Code tuning is an essential part of programming. But most programmers would rather try to complete the project in hand then spend time optimizing a piece of code. A well tuned and optimized code block can speedup your application by an order of magnitude or even more.

Many people confuse profiling with benchmarking. A profiler is a analysis tool that lets you measure the performance of code at runtime. Profiling an application lets you find bottlenecks in your application code. You can find which part of your code is taking most of the time, you can than optimize that part of code. For example if there are 4 functions in your application, profiling may report the following distribution:

function a: 68%
function b: 12%
function c: 1.3%
function d: 18.7%

i.e function ‘a’ accounts for about 70% of the execution time in your application; if you can optimize that function it will boost your application performance considerably.
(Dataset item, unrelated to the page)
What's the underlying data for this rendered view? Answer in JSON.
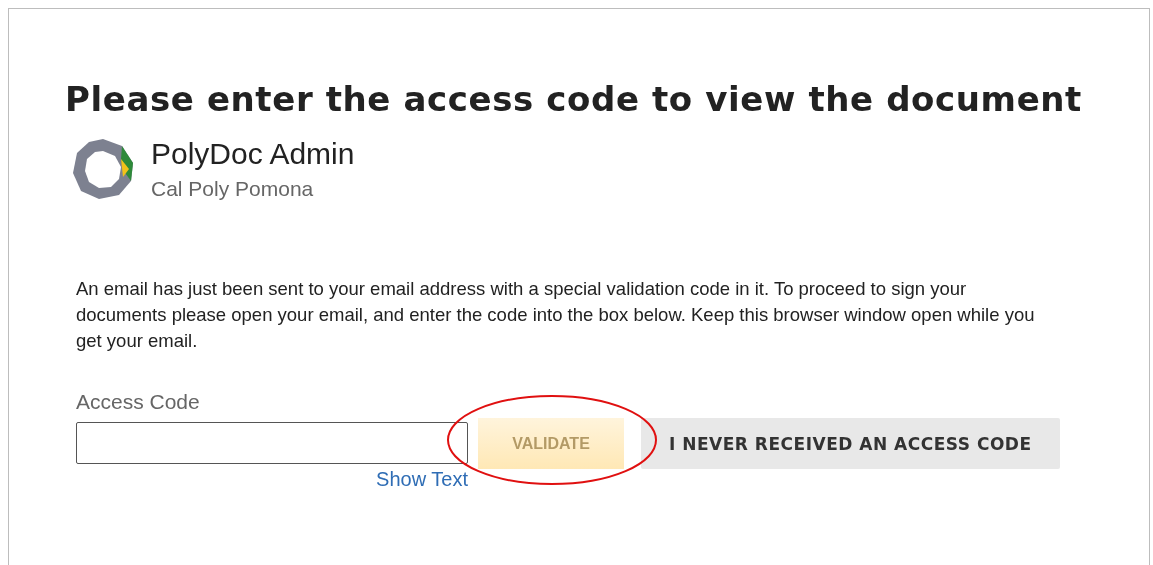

If you had executed the above code on a laptop, and than executed the same on a fast server the code may run in half the time, but the distribution will remain the same. The distribution is what is important in profiling.

Benchmarking is different. It lets you find exactly how long it takes to execute a piece of code. For example I have developed two versions of a sorting algorithm for a application : Sort1(), and Sort2(). If I’ve to find which is faster than I can use a benchmarking software for the same.

To take a contrived example, I recently implemented a Linked List class in PHP (brushing up on my data structure skills), with all the usual functions a linked-list requires – ‘deleteNode‘, ‘insertFirstNode‘, ‘insertLastNode‘, ‘reverseList‘ etc. I was quite happy with the outcome untill I ran a benchmark between two functions – ‘insertFirstNode‘ and ‘insertLastNode‘. Here is a benchmark report for the two functions for various amount of nodes, in table and graph format. The last column shows by how much the ‘insertLastNode‘ is slower than the ‘insertFirstNode‘ function.


As you can see from the report ‘insertLastNode‘ takes exponential time to insert nodes. For example, when inserting 3000 nodes, ‘insertLastNode‘ is 30 times slower then ‘insertFirstNode‘. The reason for this is that ‘insertLastNode‘ has to traverse the entire list to find the last node before adding a new node, while ‘insertFirstNode‘ always adds a new node at the beginning of the list. The simple solution as all you ‘data structure fans’ know is to add a pointer that points to the last node of the list; so every time you have to add a node to the end of the list you use the end node pointer. After making the necessary changes I ran the benchmark and here are the results.


As you can see now both the functions take an equal amount of time to insert a node. Before the code tuning ‘insertLastNode’ took more than 6 seconds to insert 3000 nodes, while after tuning less than quarter of a second.

The whole point of this exercise is to tell you that code tuning can make a tremendous difference to how your application performs.

You can download the Benchmark pacakage from here or use the pear installer like below:

c:\pear install Benchmark

Using the package:
Using the package for benchmarking is simple enough. A implementation is shown below.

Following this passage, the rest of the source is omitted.